I appreciate the politeness, but you don’t have to call me sir. Just call me Gary. When I remove them from the pipe around April 20-28, I put them in a bucket with moist woodchip/sawdust(my friend processes firewood, so I have access to plenty). I then keep them in my shop under a light so they harden off somewhat. I live in Northern NY, Zone 4b. I usually hold off planting until the beginning to middle of May depending on how the weathers looking.


Thanks Gary!


Hey Gary. Thanks for fielding questions. I have one. What size foam tubing did you use?


I forget exactly. I followed barkslips instructions that he posted exactly as written.


Ok. Thanks for the reply. I guess I’m just not hip to the notation 1" C/ 3/4" I. I can wing it.


@ctduckhunter no you don’t have to call Gary, “sir”, Gary’s quite, quiet.



Here’s an example of one of the cages I put above my raised air prune beds. This is using chicken wire. I normally use hardware mesh, but I didn’t have any on hand. Squirrels and chipmunks are the biggest threat to chestnuts etc. as they germinate and grow into seedlings. I made them 2 feet tall. I use 2 foot tall chickenwire/ hardware mesh, stapling it to the frame. I then run a sheet over the top. I then use hook and loop to attach it to raised bed. Worked great the last two years. I leave the cage on to protect the plants. Hardware mesh worked great because it was very small squares, no chance of mice or even Japanese beetles getting to leaves, but plenty of air flow and sunlight. The frame is made of furring strips.

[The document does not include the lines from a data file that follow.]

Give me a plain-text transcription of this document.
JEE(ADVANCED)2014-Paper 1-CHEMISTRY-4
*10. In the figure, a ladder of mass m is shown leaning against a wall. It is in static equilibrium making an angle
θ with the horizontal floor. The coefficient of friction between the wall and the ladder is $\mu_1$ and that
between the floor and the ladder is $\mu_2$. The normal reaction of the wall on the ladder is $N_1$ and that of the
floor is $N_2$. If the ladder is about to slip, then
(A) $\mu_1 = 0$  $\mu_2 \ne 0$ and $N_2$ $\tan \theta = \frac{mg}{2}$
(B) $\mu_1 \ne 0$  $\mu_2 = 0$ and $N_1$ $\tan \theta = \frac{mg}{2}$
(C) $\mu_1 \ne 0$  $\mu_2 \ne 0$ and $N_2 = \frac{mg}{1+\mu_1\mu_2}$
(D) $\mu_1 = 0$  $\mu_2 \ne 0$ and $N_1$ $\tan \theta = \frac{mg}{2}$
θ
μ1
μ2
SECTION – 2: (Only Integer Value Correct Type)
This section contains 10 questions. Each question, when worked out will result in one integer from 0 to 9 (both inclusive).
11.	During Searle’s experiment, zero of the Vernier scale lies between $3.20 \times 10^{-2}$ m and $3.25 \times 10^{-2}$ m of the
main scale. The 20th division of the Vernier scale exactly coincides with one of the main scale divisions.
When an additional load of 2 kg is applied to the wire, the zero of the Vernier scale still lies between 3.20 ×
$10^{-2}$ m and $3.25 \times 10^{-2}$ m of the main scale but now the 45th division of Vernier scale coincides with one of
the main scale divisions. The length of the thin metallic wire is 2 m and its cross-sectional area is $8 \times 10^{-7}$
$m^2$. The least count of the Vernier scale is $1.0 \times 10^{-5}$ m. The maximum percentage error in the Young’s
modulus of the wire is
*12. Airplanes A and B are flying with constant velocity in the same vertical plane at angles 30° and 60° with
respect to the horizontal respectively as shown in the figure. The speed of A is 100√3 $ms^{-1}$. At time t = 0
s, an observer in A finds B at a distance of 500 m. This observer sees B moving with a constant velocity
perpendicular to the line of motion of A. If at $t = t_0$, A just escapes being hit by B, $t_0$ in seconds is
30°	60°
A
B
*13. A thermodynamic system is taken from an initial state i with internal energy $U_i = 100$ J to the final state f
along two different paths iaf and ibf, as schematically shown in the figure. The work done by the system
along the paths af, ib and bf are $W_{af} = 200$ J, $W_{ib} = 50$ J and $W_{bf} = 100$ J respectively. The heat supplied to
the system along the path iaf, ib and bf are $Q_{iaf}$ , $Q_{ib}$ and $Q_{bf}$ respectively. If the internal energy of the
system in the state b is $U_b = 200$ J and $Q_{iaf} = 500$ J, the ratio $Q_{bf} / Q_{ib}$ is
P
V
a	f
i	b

I got mine built today, now time to try it with some peaches.

I ran the cable through 1/2" pex to protect it and add a little buffer.


I was out applying some dormant oil to my trees this morning and took some pictures of Apple and pear trees I grafted using the zenport grafting tool and hot callus pipe last year. This will be their second growing year. There is also one that was done two years ago with an omega tool. I feel that the zenport graft union looks nicer and that the hot callus pipe has gotten my trees off to a much better start prior to planting them.